On Behalf of | Oct 21, 2021 | Criminal Defense

In Pennsylvania, as in many other states, cash bail may be necessary for those arrested and charged with a crime. If someone does not want to await their court date while in state custody, they will likely need to pay the court a certain amount of money set by the judge who arraigned them for their charges. How much they have to pay depends on their criminal background and the current charges.

The point of bail is to compel someone to return for their court proceedings when they face criminal charges. The money serves as a deposit. Releasing them from state custody on bail requires that they return for court if they want to recoup the amount paid in bail.

Reform activists in Pennsylvania and elsewhere have worked to put an end to this system to make the criminal justice system more fair and equitable.

Why is the cash bail system under scrutiny?

The obvious issue with the cash bail system is that it puts an unfair burden on those who live paycheck-to-paycheck or who support their families.

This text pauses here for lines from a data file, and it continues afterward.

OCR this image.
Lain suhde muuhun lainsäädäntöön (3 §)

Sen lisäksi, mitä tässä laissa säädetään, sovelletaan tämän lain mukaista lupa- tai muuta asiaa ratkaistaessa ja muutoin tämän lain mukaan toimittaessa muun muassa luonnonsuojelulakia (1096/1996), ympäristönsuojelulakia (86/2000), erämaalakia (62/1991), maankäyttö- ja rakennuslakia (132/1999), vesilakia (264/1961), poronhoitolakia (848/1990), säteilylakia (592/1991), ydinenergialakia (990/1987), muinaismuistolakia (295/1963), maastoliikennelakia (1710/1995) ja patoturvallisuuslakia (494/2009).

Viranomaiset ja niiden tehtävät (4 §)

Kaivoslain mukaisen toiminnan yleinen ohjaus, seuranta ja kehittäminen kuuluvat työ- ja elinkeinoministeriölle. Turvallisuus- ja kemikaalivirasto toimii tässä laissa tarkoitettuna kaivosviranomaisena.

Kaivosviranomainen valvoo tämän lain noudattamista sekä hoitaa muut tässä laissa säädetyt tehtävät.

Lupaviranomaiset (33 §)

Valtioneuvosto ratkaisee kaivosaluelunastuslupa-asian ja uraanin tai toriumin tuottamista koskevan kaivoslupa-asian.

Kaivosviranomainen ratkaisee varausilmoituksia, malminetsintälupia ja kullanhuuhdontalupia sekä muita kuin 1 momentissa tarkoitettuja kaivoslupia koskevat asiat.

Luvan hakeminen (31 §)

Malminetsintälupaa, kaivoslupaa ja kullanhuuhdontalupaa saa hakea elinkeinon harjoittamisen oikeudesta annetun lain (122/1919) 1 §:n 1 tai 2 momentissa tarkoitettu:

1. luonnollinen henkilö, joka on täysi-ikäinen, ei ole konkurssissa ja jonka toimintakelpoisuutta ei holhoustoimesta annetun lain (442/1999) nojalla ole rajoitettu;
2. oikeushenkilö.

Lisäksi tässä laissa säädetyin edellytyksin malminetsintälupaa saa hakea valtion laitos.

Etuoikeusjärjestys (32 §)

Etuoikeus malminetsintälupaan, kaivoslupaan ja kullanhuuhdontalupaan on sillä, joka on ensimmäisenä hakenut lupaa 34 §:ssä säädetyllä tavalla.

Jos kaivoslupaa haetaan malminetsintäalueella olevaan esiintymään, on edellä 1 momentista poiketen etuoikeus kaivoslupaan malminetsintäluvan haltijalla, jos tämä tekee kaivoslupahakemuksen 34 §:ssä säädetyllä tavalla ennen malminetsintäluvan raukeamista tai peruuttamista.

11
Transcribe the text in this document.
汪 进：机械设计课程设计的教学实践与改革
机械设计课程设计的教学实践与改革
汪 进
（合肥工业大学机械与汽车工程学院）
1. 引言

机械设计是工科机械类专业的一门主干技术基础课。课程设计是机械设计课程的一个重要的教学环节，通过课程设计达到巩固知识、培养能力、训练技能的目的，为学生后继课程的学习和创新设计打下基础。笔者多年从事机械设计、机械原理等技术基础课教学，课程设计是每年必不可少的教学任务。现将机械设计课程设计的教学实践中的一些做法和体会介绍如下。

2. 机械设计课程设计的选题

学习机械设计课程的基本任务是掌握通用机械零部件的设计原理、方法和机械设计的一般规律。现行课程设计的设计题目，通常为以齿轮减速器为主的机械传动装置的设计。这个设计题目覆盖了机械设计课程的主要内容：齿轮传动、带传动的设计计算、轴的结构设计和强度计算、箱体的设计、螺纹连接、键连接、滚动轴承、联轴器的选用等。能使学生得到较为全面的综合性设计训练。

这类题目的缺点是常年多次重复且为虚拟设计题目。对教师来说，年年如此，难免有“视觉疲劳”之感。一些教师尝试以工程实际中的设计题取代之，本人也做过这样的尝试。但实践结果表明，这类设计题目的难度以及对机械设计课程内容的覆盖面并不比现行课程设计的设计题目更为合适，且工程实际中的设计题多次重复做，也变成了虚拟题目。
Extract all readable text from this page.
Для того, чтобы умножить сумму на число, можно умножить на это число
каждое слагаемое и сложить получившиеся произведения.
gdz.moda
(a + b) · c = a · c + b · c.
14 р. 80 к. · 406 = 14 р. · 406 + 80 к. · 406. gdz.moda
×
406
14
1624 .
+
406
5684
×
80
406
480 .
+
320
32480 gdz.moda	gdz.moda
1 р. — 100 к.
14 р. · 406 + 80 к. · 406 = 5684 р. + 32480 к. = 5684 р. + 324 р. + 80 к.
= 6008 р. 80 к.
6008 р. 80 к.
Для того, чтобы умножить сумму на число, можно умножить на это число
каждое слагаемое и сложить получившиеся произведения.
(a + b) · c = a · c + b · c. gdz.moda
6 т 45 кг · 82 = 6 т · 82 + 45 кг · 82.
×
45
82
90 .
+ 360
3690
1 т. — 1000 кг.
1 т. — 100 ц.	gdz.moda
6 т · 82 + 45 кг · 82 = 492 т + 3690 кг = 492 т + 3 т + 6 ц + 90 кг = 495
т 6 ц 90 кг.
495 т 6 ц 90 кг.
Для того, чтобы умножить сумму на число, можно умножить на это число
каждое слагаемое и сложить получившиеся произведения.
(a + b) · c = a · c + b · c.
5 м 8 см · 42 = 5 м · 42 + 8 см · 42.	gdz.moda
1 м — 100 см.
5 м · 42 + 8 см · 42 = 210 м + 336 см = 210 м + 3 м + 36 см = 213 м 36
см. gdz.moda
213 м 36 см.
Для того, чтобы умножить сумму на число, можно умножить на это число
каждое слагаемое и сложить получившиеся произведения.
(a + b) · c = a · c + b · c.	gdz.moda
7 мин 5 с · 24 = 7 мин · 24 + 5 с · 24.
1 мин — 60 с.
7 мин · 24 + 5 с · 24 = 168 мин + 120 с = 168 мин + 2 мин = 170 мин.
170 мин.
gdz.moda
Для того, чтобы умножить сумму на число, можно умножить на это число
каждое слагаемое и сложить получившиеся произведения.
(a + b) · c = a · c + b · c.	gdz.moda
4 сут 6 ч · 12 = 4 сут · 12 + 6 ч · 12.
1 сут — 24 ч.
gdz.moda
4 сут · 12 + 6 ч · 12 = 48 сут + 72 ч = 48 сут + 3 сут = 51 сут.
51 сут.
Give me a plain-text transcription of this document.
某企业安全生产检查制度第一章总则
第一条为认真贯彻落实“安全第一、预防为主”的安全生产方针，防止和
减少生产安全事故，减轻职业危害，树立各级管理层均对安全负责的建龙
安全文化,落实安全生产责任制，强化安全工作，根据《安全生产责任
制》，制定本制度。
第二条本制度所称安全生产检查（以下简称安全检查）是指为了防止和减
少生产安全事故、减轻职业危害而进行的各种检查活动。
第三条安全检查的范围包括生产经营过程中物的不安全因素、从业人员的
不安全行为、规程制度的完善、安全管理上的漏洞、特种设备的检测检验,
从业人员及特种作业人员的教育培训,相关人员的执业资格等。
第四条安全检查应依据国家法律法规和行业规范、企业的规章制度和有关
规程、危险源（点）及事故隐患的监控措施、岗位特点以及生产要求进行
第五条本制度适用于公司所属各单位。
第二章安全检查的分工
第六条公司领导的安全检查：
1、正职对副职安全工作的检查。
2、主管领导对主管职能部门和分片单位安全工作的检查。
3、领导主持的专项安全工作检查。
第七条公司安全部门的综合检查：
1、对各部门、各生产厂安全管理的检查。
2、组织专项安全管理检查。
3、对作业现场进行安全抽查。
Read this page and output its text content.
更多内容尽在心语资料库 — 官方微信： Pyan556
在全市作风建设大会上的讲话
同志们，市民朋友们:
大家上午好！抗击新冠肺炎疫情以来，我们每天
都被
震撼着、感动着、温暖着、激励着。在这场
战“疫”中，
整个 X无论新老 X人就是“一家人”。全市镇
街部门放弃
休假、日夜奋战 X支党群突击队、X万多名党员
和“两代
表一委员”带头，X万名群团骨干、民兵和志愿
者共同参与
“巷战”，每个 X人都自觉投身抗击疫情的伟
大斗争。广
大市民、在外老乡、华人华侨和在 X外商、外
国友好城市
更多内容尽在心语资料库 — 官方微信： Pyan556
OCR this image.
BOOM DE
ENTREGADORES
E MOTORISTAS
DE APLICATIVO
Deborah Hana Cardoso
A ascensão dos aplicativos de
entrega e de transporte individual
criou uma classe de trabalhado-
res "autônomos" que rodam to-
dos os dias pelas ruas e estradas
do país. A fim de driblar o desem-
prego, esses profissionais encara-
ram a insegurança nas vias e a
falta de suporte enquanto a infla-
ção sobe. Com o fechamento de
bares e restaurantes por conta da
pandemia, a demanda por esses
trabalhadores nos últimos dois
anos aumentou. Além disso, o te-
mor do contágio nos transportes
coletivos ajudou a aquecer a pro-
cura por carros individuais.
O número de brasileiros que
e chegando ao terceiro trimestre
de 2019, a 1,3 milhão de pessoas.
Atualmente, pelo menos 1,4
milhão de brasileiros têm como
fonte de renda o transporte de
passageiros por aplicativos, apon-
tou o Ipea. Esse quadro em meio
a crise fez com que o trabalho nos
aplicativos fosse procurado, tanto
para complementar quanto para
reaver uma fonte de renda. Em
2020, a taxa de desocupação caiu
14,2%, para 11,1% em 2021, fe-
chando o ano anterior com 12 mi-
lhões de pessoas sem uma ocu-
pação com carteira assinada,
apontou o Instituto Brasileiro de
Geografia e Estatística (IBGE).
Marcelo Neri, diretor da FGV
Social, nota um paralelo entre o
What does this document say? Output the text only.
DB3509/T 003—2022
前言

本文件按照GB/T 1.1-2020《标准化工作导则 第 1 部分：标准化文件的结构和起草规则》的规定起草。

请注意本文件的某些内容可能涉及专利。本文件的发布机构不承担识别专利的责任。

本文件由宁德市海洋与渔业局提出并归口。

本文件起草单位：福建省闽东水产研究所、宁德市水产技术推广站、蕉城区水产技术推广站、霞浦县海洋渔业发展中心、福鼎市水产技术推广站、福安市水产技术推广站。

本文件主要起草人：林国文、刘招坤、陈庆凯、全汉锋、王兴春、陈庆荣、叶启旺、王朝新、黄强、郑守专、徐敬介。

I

Wealthy individuals can easily afford cash bail amounts, while those without savings or major assets may have no choice but to sit in state custody for weeks or even months while waiting for their day in court. They forgo any income they might have earned during that time and could rack up substantial expenses while in state custody.

Being able to afford cash bail says nothing about whether a defendant will present themselves for trial as ordered in arraignment.

What is the alternative to requiring cash bail?

When a judge releases someone without requiring cash bail, they released that person on their personal recognizance. Essentially, the judge expects that the person will arrive for their day in court because of their ties to the community, like a family or a job. Especially when the crime is not a violent one, forgoing cash bond may reduce the burden on the defendant in the case.

Understanding what happens after an arrest and how the courts will approach the release of someone accused of a nonviolent offense can help you secure your own release or assist a loved one after an arrest.